Content needs to be interesting by adding value. You can not add value by simply doing the exact same thing as someone else. Too many news media sites talk about the exact same news in the exact same way without adding any value to the mix. The market is saturated. Of course in running such a news media site you will find it hard to make a living.
My opinion is that each news media outlet needs to understand what they do that adds value and focus on that. Maybe it is unbeatable coverage of a geographic region or niche subject matter. Maybe it is in nurturing a community of people who are engaged and participating in a conversation about the news. Maybe it is creating a network of citizen journalists. I do not think it is having a crossword section.
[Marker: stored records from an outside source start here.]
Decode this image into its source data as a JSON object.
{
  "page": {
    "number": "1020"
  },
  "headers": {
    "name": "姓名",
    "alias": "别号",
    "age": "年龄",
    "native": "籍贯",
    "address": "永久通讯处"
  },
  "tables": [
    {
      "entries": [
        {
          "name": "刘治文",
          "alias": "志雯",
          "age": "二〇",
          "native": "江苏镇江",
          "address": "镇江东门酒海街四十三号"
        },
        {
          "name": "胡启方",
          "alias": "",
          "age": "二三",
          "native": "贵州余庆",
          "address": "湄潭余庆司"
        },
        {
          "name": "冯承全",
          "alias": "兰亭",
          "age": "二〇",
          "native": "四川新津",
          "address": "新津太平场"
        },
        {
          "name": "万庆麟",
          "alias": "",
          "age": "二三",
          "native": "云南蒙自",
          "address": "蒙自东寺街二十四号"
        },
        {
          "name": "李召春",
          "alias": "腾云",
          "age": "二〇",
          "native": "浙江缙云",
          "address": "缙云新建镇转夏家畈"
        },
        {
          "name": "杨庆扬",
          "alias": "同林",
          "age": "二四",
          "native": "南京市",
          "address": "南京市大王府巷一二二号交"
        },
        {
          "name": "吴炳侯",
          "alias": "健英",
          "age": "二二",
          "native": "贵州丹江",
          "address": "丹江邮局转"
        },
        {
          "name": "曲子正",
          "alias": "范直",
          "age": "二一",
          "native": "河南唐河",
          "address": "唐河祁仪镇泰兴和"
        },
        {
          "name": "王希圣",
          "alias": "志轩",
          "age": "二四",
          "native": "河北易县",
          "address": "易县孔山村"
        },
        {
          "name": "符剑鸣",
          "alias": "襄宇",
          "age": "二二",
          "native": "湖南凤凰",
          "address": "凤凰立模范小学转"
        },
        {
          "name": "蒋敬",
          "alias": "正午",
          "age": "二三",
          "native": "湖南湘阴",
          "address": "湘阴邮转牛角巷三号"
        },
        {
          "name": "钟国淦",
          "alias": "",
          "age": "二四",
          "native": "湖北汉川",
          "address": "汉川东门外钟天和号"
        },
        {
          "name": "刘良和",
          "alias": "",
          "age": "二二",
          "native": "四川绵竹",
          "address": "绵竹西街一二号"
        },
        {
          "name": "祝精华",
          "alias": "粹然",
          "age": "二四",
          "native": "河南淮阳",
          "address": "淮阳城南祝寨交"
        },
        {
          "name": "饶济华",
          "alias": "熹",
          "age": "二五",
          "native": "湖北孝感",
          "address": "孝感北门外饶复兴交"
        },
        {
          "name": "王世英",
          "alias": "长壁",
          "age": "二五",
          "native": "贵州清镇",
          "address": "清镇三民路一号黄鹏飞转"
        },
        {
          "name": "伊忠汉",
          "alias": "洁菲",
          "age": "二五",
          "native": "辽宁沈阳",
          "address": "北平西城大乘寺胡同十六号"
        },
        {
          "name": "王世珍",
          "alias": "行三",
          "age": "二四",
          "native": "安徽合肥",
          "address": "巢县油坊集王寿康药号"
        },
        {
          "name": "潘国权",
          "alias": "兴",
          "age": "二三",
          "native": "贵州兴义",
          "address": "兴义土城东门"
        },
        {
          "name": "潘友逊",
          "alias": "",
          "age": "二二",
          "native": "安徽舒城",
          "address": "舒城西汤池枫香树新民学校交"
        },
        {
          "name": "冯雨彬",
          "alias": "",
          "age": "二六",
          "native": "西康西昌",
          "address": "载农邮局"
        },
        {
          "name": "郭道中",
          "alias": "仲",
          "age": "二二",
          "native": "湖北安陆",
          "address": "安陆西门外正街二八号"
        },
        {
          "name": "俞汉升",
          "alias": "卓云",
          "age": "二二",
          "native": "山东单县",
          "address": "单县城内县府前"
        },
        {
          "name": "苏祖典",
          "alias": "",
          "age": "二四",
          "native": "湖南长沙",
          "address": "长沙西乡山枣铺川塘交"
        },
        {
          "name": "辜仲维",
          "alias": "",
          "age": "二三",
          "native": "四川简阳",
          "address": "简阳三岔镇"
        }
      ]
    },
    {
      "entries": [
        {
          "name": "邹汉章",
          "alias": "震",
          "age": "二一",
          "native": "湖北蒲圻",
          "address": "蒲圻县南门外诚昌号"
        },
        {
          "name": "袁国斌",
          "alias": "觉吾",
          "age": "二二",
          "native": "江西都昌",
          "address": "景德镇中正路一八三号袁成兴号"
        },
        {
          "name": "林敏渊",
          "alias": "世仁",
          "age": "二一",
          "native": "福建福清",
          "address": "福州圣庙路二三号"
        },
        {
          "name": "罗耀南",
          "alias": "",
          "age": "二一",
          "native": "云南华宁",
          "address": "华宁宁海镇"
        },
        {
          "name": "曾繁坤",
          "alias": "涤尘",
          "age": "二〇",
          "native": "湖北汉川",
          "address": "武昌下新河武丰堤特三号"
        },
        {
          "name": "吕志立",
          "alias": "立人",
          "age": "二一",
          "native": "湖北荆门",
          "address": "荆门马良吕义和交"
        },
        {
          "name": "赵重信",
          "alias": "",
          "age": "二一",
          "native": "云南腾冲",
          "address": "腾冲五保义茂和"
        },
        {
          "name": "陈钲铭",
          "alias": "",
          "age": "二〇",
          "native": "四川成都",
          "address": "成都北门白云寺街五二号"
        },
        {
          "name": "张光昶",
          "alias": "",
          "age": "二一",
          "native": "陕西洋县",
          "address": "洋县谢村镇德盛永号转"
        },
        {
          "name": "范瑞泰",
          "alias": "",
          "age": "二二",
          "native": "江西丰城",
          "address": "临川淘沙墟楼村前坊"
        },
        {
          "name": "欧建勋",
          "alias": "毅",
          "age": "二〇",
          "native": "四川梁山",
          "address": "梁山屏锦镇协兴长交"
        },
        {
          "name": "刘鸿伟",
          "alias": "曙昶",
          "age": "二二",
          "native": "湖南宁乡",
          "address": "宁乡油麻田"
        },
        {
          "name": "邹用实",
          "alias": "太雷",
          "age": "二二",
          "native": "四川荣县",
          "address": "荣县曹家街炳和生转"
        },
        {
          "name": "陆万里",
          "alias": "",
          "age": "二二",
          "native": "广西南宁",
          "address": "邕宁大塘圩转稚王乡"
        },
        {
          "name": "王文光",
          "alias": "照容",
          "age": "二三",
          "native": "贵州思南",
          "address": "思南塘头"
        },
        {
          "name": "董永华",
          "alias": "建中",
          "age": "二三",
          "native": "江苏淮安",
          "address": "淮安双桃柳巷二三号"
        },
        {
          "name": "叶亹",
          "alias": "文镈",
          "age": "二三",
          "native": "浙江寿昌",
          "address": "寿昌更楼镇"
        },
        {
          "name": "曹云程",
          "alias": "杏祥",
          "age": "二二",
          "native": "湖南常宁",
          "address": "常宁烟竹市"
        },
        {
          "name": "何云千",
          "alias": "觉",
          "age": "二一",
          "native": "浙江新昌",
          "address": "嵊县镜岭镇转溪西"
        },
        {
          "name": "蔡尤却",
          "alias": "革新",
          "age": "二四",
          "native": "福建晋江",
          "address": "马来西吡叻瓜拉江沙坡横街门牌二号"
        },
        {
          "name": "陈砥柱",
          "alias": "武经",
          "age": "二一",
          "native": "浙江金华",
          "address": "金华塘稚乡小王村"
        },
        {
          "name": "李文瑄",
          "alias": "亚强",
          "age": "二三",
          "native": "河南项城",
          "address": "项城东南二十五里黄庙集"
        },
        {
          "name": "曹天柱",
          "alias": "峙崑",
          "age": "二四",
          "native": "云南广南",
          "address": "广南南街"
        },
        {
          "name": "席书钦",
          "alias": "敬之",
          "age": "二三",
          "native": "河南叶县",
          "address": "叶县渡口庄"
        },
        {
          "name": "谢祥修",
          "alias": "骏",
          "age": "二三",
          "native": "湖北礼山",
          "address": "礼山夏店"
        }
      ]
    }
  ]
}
Content is king; But too much supply reduces prices. So supply the value that people can not find elsewhere. My 2c.
Again, nice video.
Mary Ann Halford
03. Oct, 2009
Btw, Leo does so well on radio – actually sells out a year in advance – and is now going to daily based on what I learned talking to folks in the know . . . Leo proves that there is tremendous value for his content.
Joe
04. Oct, 2009
Really, No link to the video
http://www.livestream.com/onlinenewsassociation
Joe
04. Oct, 2009
Doh, scratch that, noscript
Jeff Jarvis
04. Oct, 2009
yeah, the video is embedded.
Dylan Smith
15. Oct, 2009
There are a couple of simple parameters in that embed that you could change to fix the obnoxious autoplay problem.